Drama reveals brutal flaws in Ford’s treatment of son
Henry Ford was famous for creating a company that brought the automobile to the masses.
What is undoubtedly lessknown is how he dominated the son to whom he handed control of the company.
Central Ohio playwright Herb Brown explores that famous father-son relationship in “Henry Ford’s Model E.”
In the dark family drama, Brown, a former Ohio Supreme Court justice known for his plays about powerful historical figures, writes about Ford and his son, Edsel.

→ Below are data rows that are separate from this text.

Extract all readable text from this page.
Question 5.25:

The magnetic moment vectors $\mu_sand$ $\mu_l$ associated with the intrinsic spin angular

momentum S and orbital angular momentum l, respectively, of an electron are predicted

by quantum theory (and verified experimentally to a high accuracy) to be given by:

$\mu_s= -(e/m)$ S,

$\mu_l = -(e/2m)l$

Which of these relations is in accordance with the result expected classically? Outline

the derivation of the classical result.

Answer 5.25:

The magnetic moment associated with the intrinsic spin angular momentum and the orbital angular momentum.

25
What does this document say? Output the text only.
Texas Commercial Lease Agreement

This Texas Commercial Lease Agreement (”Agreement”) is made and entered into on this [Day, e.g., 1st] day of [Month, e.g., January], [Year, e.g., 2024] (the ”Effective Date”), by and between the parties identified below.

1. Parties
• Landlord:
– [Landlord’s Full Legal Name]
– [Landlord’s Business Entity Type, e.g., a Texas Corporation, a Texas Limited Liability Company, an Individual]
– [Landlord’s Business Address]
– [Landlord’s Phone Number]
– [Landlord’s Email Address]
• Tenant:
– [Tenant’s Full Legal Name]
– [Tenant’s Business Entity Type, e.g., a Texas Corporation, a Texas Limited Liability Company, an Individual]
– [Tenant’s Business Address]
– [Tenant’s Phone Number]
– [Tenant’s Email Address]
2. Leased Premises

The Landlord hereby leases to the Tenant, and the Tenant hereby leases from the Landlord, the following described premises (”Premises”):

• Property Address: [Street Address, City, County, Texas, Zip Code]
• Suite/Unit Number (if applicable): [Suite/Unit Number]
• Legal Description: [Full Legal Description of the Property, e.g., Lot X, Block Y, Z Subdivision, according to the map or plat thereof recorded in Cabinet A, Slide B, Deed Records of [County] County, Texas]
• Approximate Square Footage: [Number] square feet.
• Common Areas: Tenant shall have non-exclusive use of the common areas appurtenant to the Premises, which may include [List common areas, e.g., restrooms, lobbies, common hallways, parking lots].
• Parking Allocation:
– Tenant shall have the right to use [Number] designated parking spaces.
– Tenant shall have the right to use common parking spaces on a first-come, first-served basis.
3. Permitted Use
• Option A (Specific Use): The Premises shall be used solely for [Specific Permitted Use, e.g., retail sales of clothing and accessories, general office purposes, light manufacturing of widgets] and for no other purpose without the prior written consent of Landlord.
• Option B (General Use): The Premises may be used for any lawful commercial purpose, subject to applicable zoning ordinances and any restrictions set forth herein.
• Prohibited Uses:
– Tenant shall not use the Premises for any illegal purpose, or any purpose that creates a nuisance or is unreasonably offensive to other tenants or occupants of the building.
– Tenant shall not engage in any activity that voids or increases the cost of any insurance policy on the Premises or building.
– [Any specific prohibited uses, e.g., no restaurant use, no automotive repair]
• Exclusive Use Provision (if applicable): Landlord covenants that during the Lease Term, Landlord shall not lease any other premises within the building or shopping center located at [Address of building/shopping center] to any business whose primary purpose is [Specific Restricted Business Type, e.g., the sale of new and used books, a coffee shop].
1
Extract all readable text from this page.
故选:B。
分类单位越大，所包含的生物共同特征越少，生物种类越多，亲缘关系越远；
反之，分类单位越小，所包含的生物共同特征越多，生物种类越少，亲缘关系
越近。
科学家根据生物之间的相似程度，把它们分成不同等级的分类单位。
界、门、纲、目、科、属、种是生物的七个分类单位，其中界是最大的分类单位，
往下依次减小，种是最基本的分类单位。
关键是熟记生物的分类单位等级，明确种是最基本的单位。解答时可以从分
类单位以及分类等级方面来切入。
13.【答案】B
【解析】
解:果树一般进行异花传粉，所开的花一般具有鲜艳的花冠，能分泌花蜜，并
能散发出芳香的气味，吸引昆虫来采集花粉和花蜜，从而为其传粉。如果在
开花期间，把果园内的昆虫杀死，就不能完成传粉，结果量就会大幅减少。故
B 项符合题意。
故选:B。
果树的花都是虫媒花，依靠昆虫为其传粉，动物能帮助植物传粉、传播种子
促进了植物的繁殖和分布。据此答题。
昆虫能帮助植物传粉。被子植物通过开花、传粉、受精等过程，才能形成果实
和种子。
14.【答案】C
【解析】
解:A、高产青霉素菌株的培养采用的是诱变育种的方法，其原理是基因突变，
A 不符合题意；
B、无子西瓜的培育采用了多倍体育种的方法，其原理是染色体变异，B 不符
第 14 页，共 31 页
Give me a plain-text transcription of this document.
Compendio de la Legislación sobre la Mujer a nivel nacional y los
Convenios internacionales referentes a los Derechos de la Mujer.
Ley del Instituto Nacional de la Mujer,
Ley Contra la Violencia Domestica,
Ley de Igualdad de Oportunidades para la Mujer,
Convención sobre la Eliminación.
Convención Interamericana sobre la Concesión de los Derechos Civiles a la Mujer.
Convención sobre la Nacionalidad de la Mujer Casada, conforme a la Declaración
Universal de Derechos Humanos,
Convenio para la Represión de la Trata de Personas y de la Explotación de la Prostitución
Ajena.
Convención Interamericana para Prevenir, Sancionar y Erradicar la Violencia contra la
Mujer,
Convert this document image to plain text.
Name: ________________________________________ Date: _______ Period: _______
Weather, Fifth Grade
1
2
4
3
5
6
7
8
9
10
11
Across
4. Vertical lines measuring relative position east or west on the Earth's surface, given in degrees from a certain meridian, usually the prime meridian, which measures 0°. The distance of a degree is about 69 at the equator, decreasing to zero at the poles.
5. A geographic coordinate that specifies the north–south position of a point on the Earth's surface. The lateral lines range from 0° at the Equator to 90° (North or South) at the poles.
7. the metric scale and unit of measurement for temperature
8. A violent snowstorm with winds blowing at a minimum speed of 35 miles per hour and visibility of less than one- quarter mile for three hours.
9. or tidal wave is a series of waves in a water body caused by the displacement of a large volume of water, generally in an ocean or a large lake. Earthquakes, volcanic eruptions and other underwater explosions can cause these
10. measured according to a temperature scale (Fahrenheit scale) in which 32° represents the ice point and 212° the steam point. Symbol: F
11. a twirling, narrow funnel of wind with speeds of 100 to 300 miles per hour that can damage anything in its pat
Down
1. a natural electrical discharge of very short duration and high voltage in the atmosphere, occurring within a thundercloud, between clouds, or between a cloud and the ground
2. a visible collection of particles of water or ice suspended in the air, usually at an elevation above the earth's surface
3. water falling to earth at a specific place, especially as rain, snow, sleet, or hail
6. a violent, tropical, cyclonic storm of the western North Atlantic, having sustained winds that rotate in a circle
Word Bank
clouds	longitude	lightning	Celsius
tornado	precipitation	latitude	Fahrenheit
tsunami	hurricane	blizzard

“Henry Ford is iconic, a folk hero who gave birth to modern America, perfected the mass production of cars and made them available to people,” said Brown, 85.
“What we discover in the play is that he’s also a father and human being, and that side of him wasn’t so pretty.”
The CATCO performances are set to open Friday in the Riffe Center.
“When people hear we’re doing a play about Henry Ford, they just think of the cars,” actor Christopher Storer said.
“But this story brings out the human aspect behind Ford Motor Co. — the personal conflicts, family transitions, romantic complications and health crises.”
Set from 1907 to 1947, the year of Henry Ford’s death, the two-act, three-character play focuses on how the elder Ford tried to mold and control his son even after Edsel took over the company.
“Henry Ford really does want his son to succeed,” Brown said, “but he does horrible things to him to shape him up.”
As company president from 1919 until his death from stomach cancer at age 49 in 1943, Edsel Ford founded the Mercury
division and pushed to make Ford cars more stylish. His father, though, resisted moving beyond his own early winning formula with the Model T.
“What was he being taught?” Brown said. “That his father is in charge and that Edsel can’t do anything without clearing it with his father first.”